Deep inside, I felt convicted that I’d been living a lie, hiding from the truth. Thankfully, God put people in my path to redirect my steps as part of calling me home.

Dear Friend, My testimony is that giving up changed everything in my life and I want you to give up too! Total surrender was my victory.

Repentance changes everything.

Repent literally translated means to grieve my sins and change. I wish I could accurately describe the sweet freedom of repentance. Admitting my sins and failures sounds hard and embarrassing, but the GRACE that washed over me still brings tears to my eyes.

Romans 8:1-4 ESV  There is therefore now no condemnation for those who are in Christ Jesus. For the law of the Spirit of life has set you free in Christ Jesus from the law of sin and death.

And when I surrendered, God changed my mind, my heart, my marriage, my parenting, my relationships and continues to change me daily.

I have so many stories I could add to my testimony, so many sweet verses I could share, this letter could go on and on, but this song says it all so beautifully.

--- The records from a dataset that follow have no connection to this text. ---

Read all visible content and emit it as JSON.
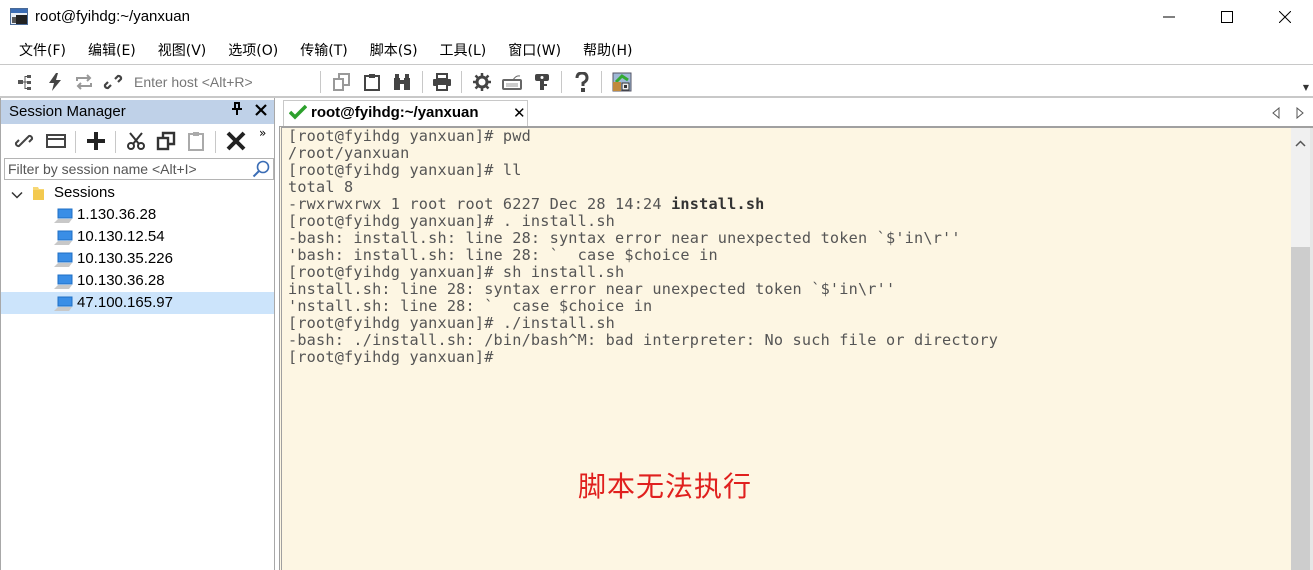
{
  "window": {
    "title": "root@fyihdg:~/yanxuan",
    "minimize_label": "Minimize",
    "maximize_label": "Maximize",
    "close_label": "Close"
  },
  "menubar": [
    {
      "label": "文件(F)"
    },
    {
      "label": "编辑(E)"
    },
    {
      "label": "视图(V)"
    },
    {
      "label": "选项(O)"
    },
    {
      "label": "传输(T)"
    },
    {
      "label": "脚本(S)"
    },
    {
      "label": "工具(L)"
    },
    {
      "label": "窗口(W)"
    },
    {
      "label": "帮助(H)"
    }
  ],
  "toolbar": {
    "host_placeholder": "Enter host <Alt+R>",
    "icons": [
      "connect-tree-icon",
      "quick-connect-icon",
      "reconnect-icon",
      "disconnect-icon",
      "copy-icon",
      "paste-icon",
      "find-icon",
      "print-icon",
      "settings-icon",
      "keymap-icon",
      "key-icon",
      "help-icon",
      "securefx-icon"
    ]
  },
  "session_manager": {
    "title": "Session Manager",
    "pin_glyph": "⨟",
    "close_glyph": "✕",
    "more_glyph": "»",
    "filter_placeholder": "Filter by session name <Alt+I>",
    "root": {
      "label": "Sessions",
      "expanded": true
    },
    "sessions": [
      {
        "label": "1.130.36.28",
        "selected": false
      },
      {
        "label": "10.130.12.54",
        "selected": false
      },
      {
        "label": "10.130.35.226",
        "selected": false
      },
      {
        "label": "10.130.36.28",
        "selected": false
      },
      {
        "label": "47.100.165.97",
        "selected": true
      }
    ]
  },
  "tabs": [
    {
      "label": "root@fyihdg:~/yanxuan",
      "status": "connected",
      "close_glyph": "✕"
    }
  ],
  "terminal": {
    "lines": [
      {
        "text": "[root@fyihdg yanxuan]# pwd"
      },
      {
        "text": "/root/yanxuan"
      },
      {
        "text": "[root@fyihdg yanxuan]# ll"
      },
      {
        "text": "total 8"
      },
      {
        "text": "-rwxrwxrwx 1 root root 6227 Dec 28 14:24 ",
        "bold_suffix": "install.sh"
      },
      {
        "text": "[root@fyihdg yanxuan]# . install.sh"
      },
      {
        "text": "-bash: install.sh: line 28: syntax error near unexpected token `$'in\\r''"
      },
      {
        "text": "'bash: install.sh: line 28: `  case $choice in"
      },
      {
        "text": "[root@fyihdg yanxuan]# sh install.sh"
      },
      {
        "text": "install.sh: line 28: syntax error near unexpected token `$'in\\r''"
      },
      {
        "text": "'nstall.sh: line 28: `  case $choice in"
      },
      {
        "text": "[root@fyihdg yanxuan]# ./install.sh"
      },
      {
        "text": "-bash: ./install.sh: /bin/bash^M: bad interpreter: No such file or directory"
      },
      {
        "text": "[root@fyihdg yanxuan]#"
      }
    ],
    "annotation": "脚本无法执行",
    "background_color": "#fdf6e3",
    "annotation_color": "#e0201e"
  },
  "colors": {
    "session_header_bg": "#bfd1e8",
    "selected_row_bg": "#cce4fb",
    "tab_check": "#2ca02c"
  }
}
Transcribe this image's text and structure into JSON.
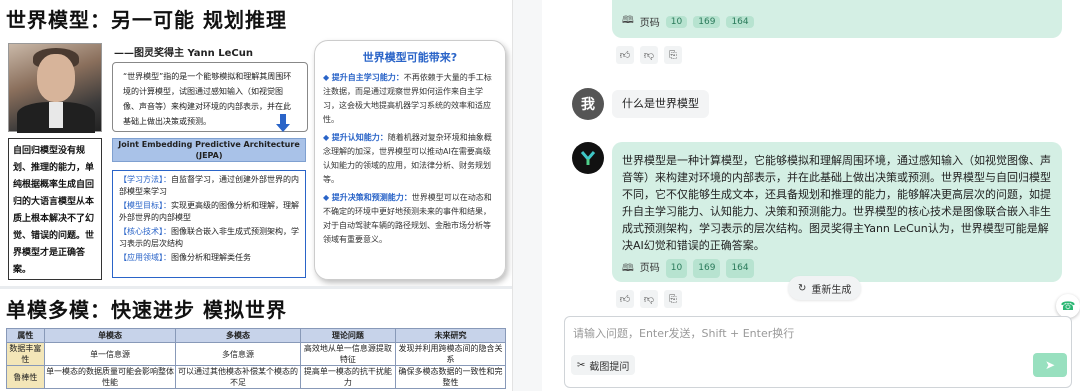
{
  "slide": {
    "title1": "世界模型：另一可能 规划推理",
    "byline": "——图灵奖得主 Yann LeCun",
    "quote": "“世界模型”指的是一个能够模拟和理解其周围环境的计算模型，试图通过感知输入（如视觉图像、声音等）来构建对环境的内部表示，并在此基础上做出决策或预测。",
    "jepa_title": "Joint Embedding Predictive Architecture (JEPA)",
    "jepa_rows": [
      {
        "tag": "【学习方法】：",
        "text": "自监督学习，通过创建外部世界的内部模型来学习"
      },
      {
        "tag": "【模型目标】：",
        "text": "实现更高级的图像分析和理解，理解外部世界的内部模型"
      },
      {
        "tag": "【核心技术】：",
        "text": "图像联合嵌入非生成式预测架构，学习表示的层次结构"
      },
      {
        "tag": "【应用领域】：",
        "text": "图像分析和理解类任务"
      }
    ],
    "left_text": "自回归模型没有规划、推理的能力，单纯根据概率生成自回归的大语言模型从本质上根本解决不了幻觉、错误的问题。世界模型才是正确答案。",
    "panel_title": "世界模型可能带来?",
    "panel_items": [
      {
        "head": "提升自主学习能力：",
        "text": "不再依赖于大量的手工标注数据，而是通过观察世界如何运作来自主学习，这会极大地提高机器学习系统的效率和适应性。"
      },
      {
        "head": "提升认知能力：",
        "text": "随着机器对复杂环境和抽象概念理解的加深，世界模型可以推动AI在需要高级认知能力的领域的应用，如法律分析、财务规划等。"
      },
      {
        "head": "提升决策和预测能力：",
        "text": "世界模型可以在动态和不确定的环境中更好地预测未来的事件和结果，对于自动驾驶车辆的路径规划、金融市场分析等领域有重要意义。"
      }
    ],
    "title2": "单模多模：快速进步 模拟世界",
    "table": {
      "headers": [
        "属性",
        "单模态",
        "多模态",
        "理论问题",
        "未来研究"
      ],
      "rows": [
        [
          "数据丰富性",
          "单一信息源",
          "多信息源",
          "高效地从单一信息源提取特征",
          "发现并利用跨模态间的隐含关系"
        ],
        [
          "鲁棒性",
          "单一模态的数据质量可能会影响整体性能",
          "可以通过其他模态补偿某个模态的不足",
          "提高单一模态的抗干扰能力",
          "确保多模态数据的一致性和完整性"
        ]
      ]
    }
  },
  "chat": {
    "ref_label": "页码",
    "top_refs": [
      "10",
      "169",
      "164"
    ],
    "user_avatar": "我",
    "user_msg": "什么是世界模型",
    "bot_msg": "世界模型是一种计算模型，它能够模拟和理解周围环境，通过感知输入（如视觉图像、声音等）来构建对环境的内部表示，并在此基础上做出决策或预测。世界模型与自回归模型不同，它不仅能够生成文本，还具备规划和推理的能力，能够解决更高层次的问题，如提升自主学习能力、认知能力、决策和预测能力。世界模型的核心技术是图像联合嵌入非生成式预测架构，学习表示的层次结构。图灵奖得主Yann LeCun认为，世界模型可能是解决AI幻觉和错误的正确答案。",
    "bot_refs": [
      "10",
      "169",
      "164"
    ],
    "regen_label": "重新生成",
    "input_placeholder": "请输入问题，Enter发送，Shift + Enter换行",
    "screenshot_label": "截图提问"
  }
}
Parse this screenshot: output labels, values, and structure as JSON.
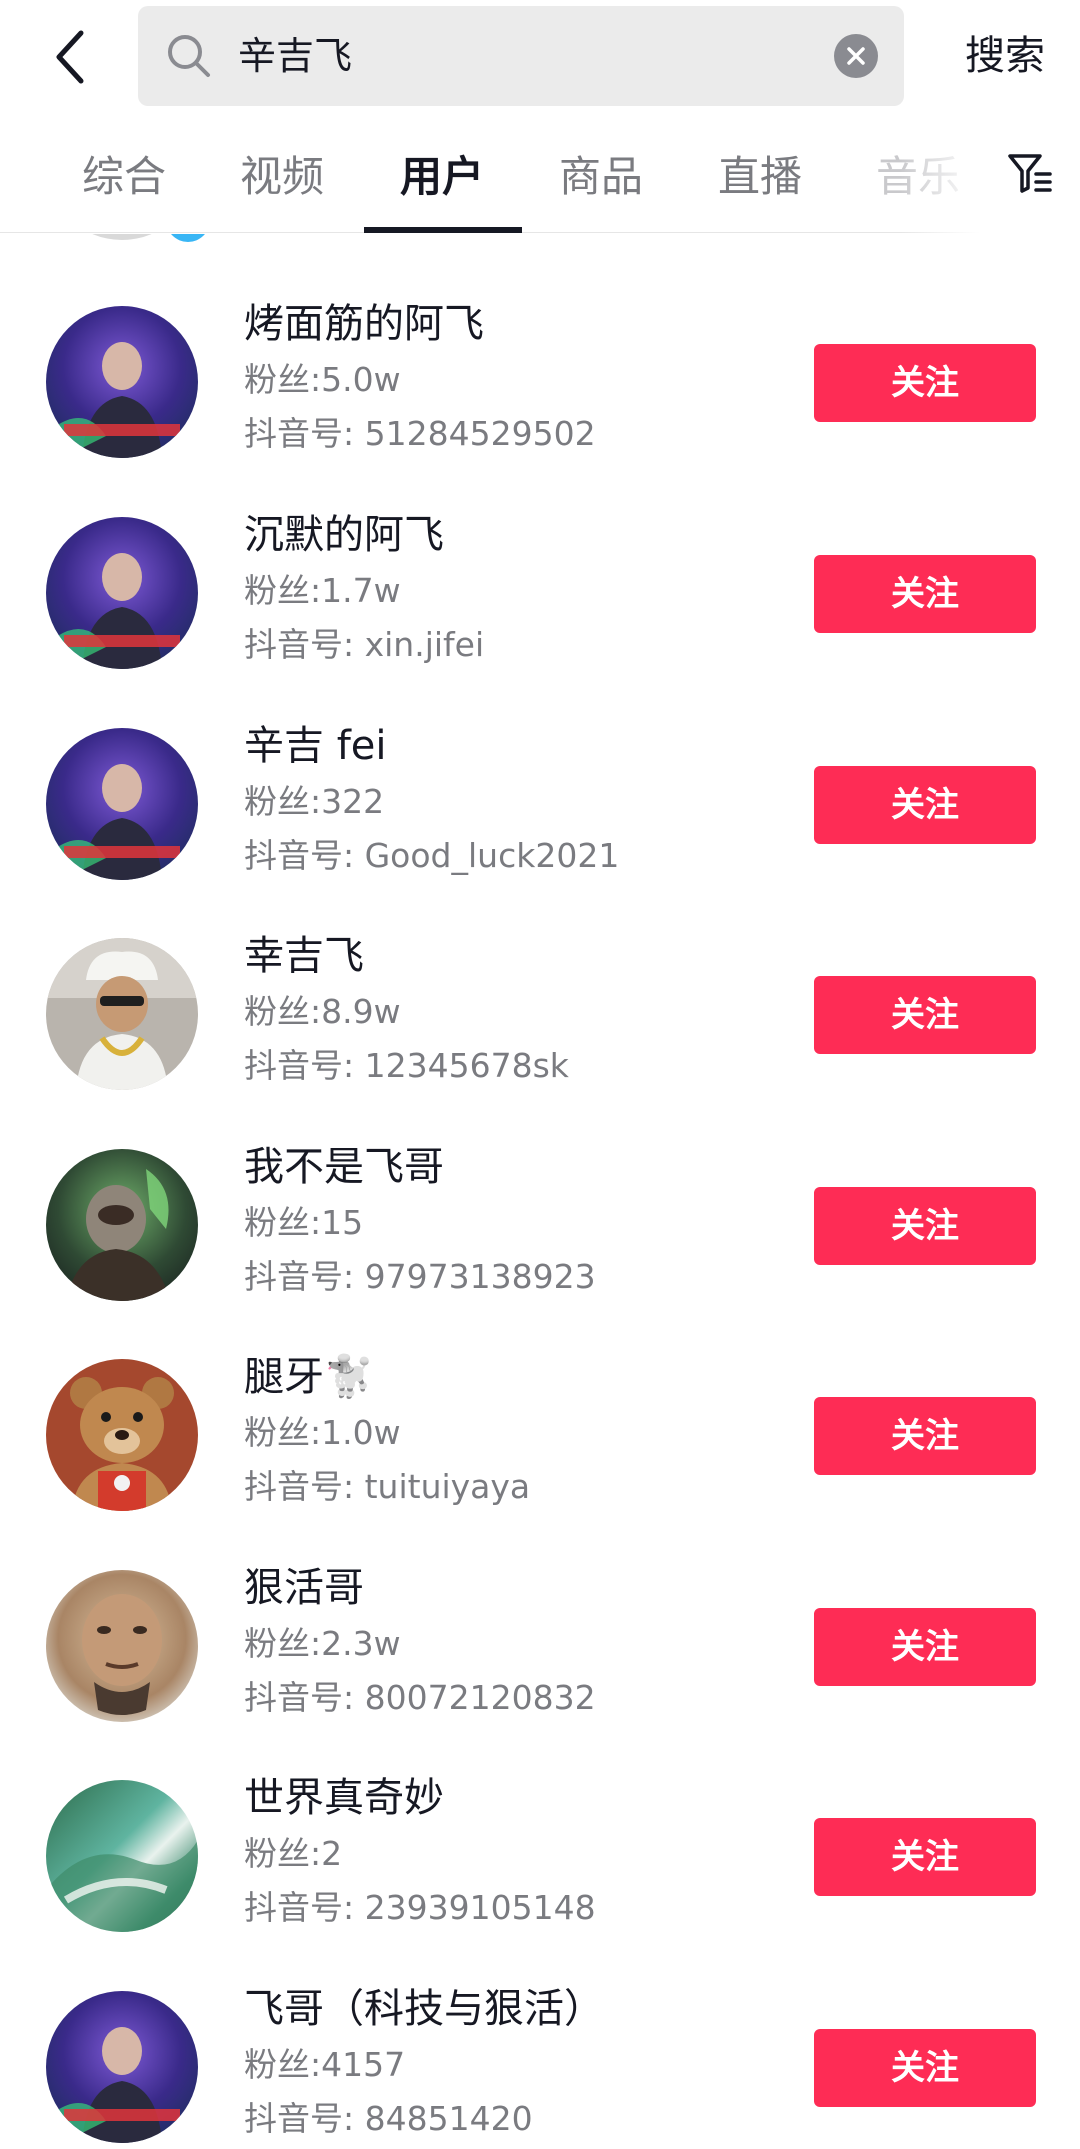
{
  "search": {
    "query": "辛吉飞",
    "button_label": "搜索"
  },
  "tabs": [
    {
      "label": "综合"
    },
    {
      "label": "视频"
    },
    {
      "label": "用户",
      "active": true
    },
    {
      "label": "商品"
    },
    {
      "label": "直播"
    },
    {
      "label": "音乐"
    }
  ],
  "users": [
    {
      "name": "烤面筋的阿飞",
      "fans": "粉丝:5.0w",
      "douyin_id": "抖音号: 51284529502",
      "follow_label": "关注",
      "avatar": "purple-mage-avatar"
    },
    {
      "name": "沉默的阿飞",
      "fans": "粉丝:1.7w",
      "douyin_id": "抖音号: xin.jifei",
      "follow_label": "关注",
      "avatar": "purple-mage-avatar"
    },
    {
      "name": "辛吉 fei",
      "fans": "粉丝:322",
      "douyin_id": "抖音号: Good_luck2021",
      "follow_label": "关注",
      "avatar": "purple-mage-avatar"
    },
    {
      "name": "幸吉飞",
      "fans": "粉丝:8.9w",
      "douyin_id": "抖音号: 12345678sk",
      "follow_label": "关注",
      "avatar": "chef-avatar"
    },
    {
      "name": "我不是飞哥",
      "fans": "粉丝:15",
      "douyin_id": "抖音号: 97973138923",
      "follow_label": "关注",
      "avatar": "game-hero-avatar"
    },
    {
      "name": "腿牙🐩",
      "fans": "粉丝:1.0w",
      "douyin_id": "抖音号: tuituiyaya",
      "follow_label": "关注",
      "avatar": "teddy-bear-avatar"
    },
    {
      "name": "狠活哥",
      "fans": "粉丝:2.3w",
      "douyin_id": "抖音号: 80072120832",
      "follow_label": "关注",
      "avatar": "man-face-avatar"
    },
    {
      "name": "世界真奇妙",
      "fans": "粉丝:2",
      "douyin_id": "抖音号: 23939105148",
      "follow_label": "关注",
      "avatar": "ocean-wave-avatar"
    },
    {
      "name": "飞哥（科技与狠活）",
      "fans": "粉丝:4157",
      "douyin_id": "抖音号: 84851420",
      "follow_label": "关注",
      "avatar": "purple-mage-avatar"
    }
  ],
  "colors": {
    "accent": "#fe2c55",
    "text_primary": "#161823",
    "text_secondary": "#7a7b80",
    "search_bg": "#ebebeb"
  }
}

But what I want you to know is that Jesus paid our price so we can live in freedom. Once we accept His Grace, God sees us through the lens of that sacrifice. We are made pure even though we cannot be wholly without sin while we live.

Still unsure?

You probably have lots of questions, verses you’ve heard taken out of context, or ideas about what it means to be a Christian, but lay all that down for a second.

If you’re hearing God whisper in your heart, “Come as you are,” then come.

I do not believe there is one specific prayer all believer’s must pray, but all believers must accept Christ and prayer is how we speak to Him.

Dear Lord,  I recognize I’m a sinner and humbly ask forgiveness for my sins. I accept Jesus died as a sacrifice for my sins, and I want to give you the rest of my life. Please change and guide me, drawing me closer to you daily. In Jesus’ name, Amen.

You cannot be too bad for God to heal.

When I thought I was too ruined for God, too dirty and shameful, I found this verse. Imagining God cleaning my heart like a treasured vase, I sobbed joyful tears.

2 Timothy 2:21 ESV Therefore, if anyone cleanses himself from what is dishonorable, he will be a vessel for honorable use, set apart as holy, useful to the master of the house, ready for every good work.

God loves you deeper than any love you’ve ever known. If you hear His voice or feel a tug on your heart, He has laid claim on you and wants to call you His.

If you’ve read this far, maybe a piece of you wants to be loved this entirely, to feel His presence in your everyday. I’m here to talk if you’re ready.

If you’ve made the decision to follow Christ today, I really want you to find a local church and fellowship with strong believers. Spending time with them and in God’s word is crucial.

I love the YouVersion App because I can change translastions of the Bible with the touch of a button and can follow a reading plan, like the First Steps Reading Plan.

If any of my testimony has resonated with you, whether or not you made a decision today, pick up one of these books written by atheists who became convinced of Christ. They’ll answer questions and help you on your journey.

No matter where you are, no matter who you’ve been, the invitation is always open. He’s calling you in. Come broken-hearted, let healing begin.